Vitreoscilla hemoglobin enhances the first step in 2,4-dinitrotoluene degradation in vitro and at low aeration in vivo

The initial enzyme in 2,4-dinitrotoluene (2,4-DNT) catabolism from Burkholderia sp. strain DNT is DNT dioxygenase, which catalyzes oxygen addition to 2,4-DNT to form 4-methyl-5-nitrocatechol (MNC). The gene for this enzyme, dntA, was placed into Escherichia coli both in the presence and absence of the Vitreoscilla hemoglobin gene, vgb, producing strains PF6 and PFJS39, respectively.

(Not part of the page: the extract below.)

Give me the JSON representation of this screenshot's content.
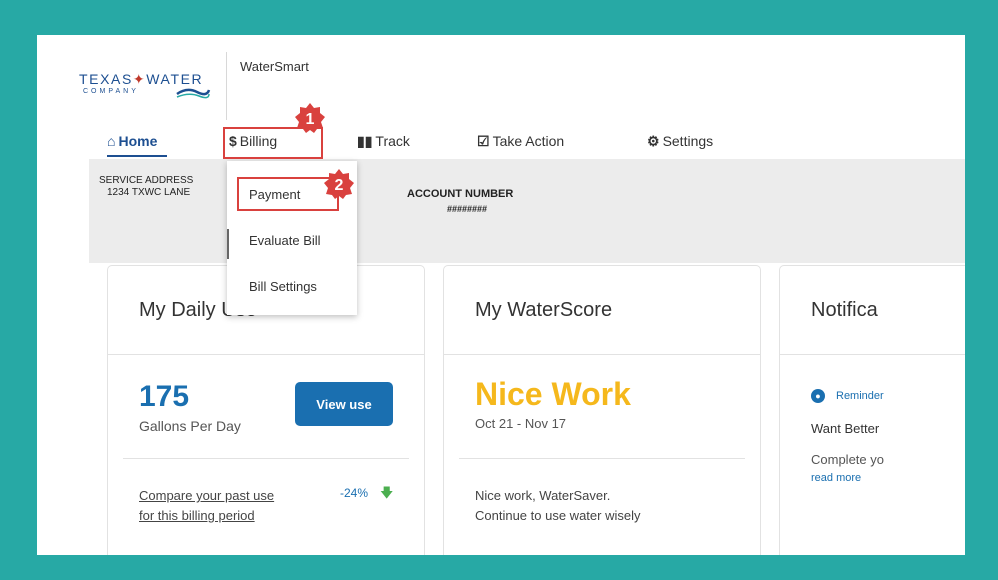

PF6 outgrew PFJS39 in LB medium and at restricted aeration in minimal medium containing 110 μM (20 ppm) 2,4-DNT. When grown in minimal medium containing 110 μM 2,4-DNT with normal aeration, the two strains converted 2,4-DNT to MNC at almost the same rate, while with restricted aeration the rate for PF6 was twice that of PFJS39. The Vmax and KM for 2,4-DNT for the conversion was determined using whole cells and whole cell lysates of both strains. For cells grown under both normal and restricted aeration in minimal/110 μM 2,4-DNT medium there was a three- to four-fold increase in Vmax for PF6 compared to PFJS39 but also about a 50% increase in the apparent KM. These results support the idea that Vitreoscilla hemoglobin can enhance bioremediation pathways of aromatic compounds that require oxygen addition at one or more steps.